Taste loss shares many causes with smell loss: viral infections like Covid-19, head trauma, neurodegenerative diseases like Parkinson’s, brain tumours, radiotherapy and certain medications can all cause taste disorders (more common than total taste loss are partial taste loss and taste distortion). When a one-in-100 patient comes to a smell and taste clinic with taste loss, sometimes the cause will be clear at once. Sometimes it will be identified after testing.
In 34 per cent of patients with taste disorders, however, no cause will be identified at all. “A lot of [patients with taste loss] are deemed to be idiopathic; we can’t find a cause after investigation,” says Philpott. “You examine their mouth, their tongue, you do a scan, you can do various blood tests, and they all come back normal.” In these cases, taste loss must be treated on its own – but the toolkit for this is even more rudimentary than that for smell loss. It could involve trying to stimulate taste in an analogue of olfactory training. It could, for taste distortion, involve using medications to block signals that make food taste metallic.
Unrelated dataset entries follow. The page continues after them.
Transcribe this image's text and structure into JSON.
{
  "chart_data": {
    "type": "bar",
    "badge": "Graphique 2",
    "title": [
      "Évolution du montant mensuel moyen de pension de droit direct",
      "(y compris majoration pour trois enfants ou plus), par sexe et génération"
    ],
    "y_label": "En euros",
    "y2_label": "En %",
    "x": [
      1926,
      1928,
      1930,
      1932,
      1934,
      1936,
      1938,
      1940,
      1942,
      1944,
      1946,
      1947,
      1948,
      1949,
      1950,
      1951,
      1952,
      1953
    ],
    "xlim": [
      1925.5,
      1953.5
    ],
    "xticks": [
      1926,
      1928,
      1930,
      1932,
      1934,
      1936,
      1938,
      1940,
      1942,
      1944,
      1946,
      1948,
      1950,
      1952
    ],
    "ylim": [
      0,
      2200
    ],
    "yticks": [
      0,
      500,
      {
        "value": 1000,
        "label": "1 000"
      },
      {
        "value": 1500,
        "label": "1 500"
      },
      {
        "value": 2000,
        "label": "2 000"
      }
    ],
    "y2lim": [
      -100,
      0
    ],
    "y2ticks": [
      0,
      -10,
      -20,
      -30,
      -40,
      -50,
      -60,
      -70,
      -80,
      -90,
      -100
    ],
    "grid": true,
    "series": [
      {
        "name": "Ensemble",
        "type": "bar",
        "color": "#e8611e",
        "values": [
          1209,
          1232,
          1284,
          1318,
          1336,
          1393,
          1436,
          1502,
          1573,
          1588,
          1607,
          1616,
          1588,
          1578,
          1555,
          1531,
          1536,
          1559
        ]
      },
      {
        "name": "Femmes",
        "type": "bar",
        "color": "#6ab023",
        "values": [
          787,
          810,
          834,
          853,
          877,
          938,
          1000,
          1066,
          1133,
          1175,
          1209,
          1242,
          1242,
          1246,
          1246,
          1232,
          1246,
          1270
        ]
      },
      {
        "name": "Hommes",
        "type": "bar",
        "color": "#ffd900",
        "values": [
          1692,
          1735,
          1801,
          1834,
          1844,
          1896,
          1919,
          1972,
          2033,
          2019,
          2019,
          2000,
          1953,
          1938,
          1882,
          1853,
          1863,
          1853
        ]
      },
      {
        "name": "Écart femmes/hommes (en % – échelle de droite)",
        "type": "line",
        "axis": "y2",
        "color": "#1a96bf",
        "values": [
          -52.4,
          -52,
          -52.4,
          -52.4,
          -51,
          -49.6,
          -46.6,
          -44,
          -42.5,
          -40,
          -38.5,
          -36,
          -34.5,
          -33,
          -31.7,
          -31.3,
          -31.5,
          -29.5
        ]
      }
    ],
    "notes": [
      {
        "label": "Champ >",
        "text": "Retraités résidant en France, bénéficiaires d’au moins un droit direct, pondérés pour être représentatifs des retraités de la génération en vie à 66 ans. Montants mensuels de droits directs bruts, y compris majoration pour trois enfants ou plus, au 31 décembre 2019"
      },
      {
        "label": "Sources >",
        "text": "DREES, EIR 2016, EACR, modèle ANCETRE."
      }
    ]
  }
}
The trouble is that true taste loss is so rare it is difficult to collect a large enough sample size to carry out meaningful research (though Philpott and his colleagues are hoping to secure funding for a study of 50,000 people, which could help us better understand its prevalence). For now, Hummel – one of the world’s foremost authorities on smell and taste loss – says that we remain in a state of ignorance about it: “We actually know very little – if anything – about what is happening at a cellular or even molecular level [to cause taste loss].”
Taste is one of the most basic, universal human experiences. Long before the concept of medicine was born, humans instinctively knew to avoid bitter plants, the sensation of bitterness implying toxicity. It is curious, then, that we know so little about how this vital sense can vanish, let alone how to restore it.